Not an expert, but I think you can just hash using an image hashing algorithm and bucket by hash. Should be linear in time/space.

You can then either have a human check collisions, or just accept a false positive rate and move on.

This is a decent write up of someone doing this on a (smaller) dataset.

https://towardsdatascience.com/detection-of-duplicate-images...

bombolo · on Feb 1, 2023

This doesn't really work if the image is a meme that has been scaled and converted millions of times.

yojo · on Feb 1, 2023

Perceptual hashes are reasonably robust to small perturbations. Scaling and converting shouldn’t be a problem, though applying filters that change the colors or blur the lines might.

If it’s been changed enough that it hashes to a different value, then it might be reasonable to treat it as a different image. At some point a human is also going to say “that’s not the same.” You can always change your hashing algorithm if you find it’s missing too many dupes.

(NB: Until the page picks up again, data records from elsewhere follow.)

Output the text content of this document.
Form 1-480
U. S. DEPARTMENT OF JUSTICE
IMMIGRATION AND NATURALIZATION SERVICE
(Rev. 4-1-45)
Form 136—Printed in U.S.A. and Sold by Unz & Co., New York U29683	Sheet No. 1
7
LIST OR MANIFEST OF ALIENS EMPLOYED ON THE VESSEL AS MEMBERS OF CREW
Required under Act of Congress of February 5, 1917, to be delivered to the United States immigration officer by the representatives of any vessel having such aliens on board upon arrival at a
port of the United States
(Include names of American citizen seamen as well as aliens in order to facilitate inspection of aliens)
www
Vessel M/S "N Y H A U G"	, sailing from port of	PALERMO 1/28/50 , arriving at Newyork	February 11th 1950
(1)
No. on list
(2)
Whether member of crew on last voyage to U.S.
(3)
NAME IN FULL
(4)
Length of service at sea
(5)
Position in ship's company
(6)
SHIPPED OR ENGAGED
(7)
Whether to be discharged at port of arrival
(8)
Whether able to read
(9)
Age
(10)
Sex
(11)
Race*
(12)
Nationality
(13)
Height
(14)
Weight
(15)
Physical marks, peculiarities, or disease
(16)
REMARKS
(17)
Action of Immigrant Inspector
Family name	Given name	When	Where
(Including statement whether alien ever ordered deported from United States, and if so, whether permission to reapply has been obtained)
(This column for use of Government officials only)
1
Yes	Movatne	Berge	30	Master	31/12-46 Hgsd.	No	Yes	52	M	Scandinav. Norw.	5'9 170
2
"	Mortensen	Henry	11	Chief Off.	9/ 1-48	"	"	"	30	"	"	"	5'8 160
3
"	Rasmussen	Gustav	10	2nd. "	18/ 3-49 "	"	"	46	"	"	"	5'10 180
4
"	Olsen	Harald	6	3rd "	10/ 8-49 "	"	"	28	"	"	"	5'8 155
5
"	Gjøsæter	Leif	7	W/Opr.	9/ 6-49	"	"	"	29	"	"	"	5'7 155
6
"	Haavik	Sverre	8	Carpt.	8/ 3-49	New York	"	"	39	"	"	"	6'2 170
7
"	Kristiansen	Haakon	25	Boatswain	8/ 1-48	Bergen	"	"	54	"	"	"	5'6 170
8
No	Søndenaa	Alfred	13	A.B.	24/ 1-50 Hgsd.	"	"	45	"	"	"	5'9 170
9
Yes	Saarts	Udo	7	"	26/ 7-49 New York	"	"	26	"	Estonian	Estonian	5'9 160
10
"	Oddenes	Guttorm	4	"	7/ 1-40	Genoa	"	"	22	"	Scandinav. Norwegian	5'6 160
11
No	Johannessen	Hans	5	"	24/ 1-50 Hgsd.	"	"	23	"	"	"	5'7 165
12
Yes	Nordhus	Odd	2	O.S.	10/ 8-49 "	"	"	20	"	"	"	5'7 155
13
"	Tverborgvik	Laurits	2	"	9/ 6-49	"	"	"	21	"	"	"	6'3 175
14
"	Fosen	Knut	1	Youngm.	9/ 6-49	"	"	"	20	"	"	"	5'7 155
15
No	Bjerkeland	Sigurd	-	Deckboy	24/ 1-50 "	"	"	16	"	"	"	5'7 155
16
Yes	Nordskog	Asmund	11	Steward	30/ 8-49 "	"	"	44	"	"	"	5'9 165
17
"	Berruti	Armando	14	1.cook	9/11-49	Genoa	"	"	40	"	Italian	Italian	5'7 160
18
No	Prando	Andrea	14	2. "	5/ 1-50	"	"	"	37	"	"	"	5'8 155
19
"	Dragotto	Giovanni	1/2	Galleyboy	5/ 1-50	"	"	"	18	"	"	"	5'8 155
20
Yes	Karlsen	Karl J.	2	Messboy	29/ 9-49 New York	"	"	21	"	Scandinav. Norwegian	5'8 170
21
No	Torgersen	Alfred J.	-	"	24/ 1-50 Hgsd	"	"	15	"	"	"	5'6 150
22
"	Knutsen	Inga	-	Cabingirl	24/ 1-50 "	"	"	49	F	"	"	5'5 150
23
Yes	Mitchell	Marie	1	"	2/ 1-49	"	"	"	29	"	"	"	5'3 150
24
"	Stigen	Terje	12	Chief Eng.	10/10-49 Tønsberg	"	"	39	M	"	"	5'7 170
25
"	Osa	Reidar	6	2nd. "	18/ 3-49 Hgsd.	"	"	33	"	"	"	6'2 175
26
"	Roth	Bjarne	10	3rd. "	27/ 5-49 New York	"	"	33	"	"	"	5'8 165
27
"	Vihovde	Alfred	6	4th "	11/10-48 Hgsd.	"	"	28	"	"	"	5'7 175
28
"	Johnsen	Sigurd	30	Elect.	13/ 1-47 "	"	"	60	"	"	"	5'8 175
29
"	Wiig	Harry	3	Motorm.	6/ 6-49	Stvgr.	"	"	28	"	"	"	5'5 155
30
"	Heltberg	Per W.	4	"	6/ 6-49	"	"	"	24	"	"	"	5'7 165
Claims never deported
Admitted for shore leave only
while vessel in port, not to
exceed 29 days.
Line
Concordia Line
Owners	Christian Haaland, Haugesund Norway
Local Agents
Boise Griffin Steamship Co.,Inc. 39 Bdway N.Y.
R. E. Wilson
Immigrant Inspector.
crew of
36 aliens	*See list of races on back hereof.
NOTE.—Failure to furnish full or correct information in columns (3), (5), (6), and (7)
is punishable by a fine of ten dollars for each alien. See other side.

Regardless, for the domain we’re talking about (deduping training data), a few false negatives should be acceptable.

bombolo · on Feb 1, 2023

If it's more than a few you end up with overfitting though.

HelloNurse · on Feb 1, 2023

Why not? Many meme variants end up in the same bucket, all colliding. They are as duplicates as random rare images.

A large bucket can also be inspected by humans or cut up by applying more perceptual hash function and decreasing tolerance, but it would be counterproductive cheating in this case.

babel_ · on Feb 1, 2023

You can lower the bounds significantly. Images do not require comparison to all others, and the presented approach to detecting and deduplicating images in the paper is easily adapted to be near linear (trading for storage or cleverness).

Put simply, do you expect google image search to compare your image to every other possible image? No, they're going to embed it to a vector (512d in the paper) and only compare to probable matches; in the paper they start by brute forcing pairwise comparison of the vectors for the dataset, and then use clique finding to go faster when checking their generated images.

raincole · on Feb 1, 2023

You can roughly classify the images first (we already have very good AI model for this) and use humans as an additional layer. If two images don't get the same top-3 labels from the classifier, the chance that they're duplicates is neglectable.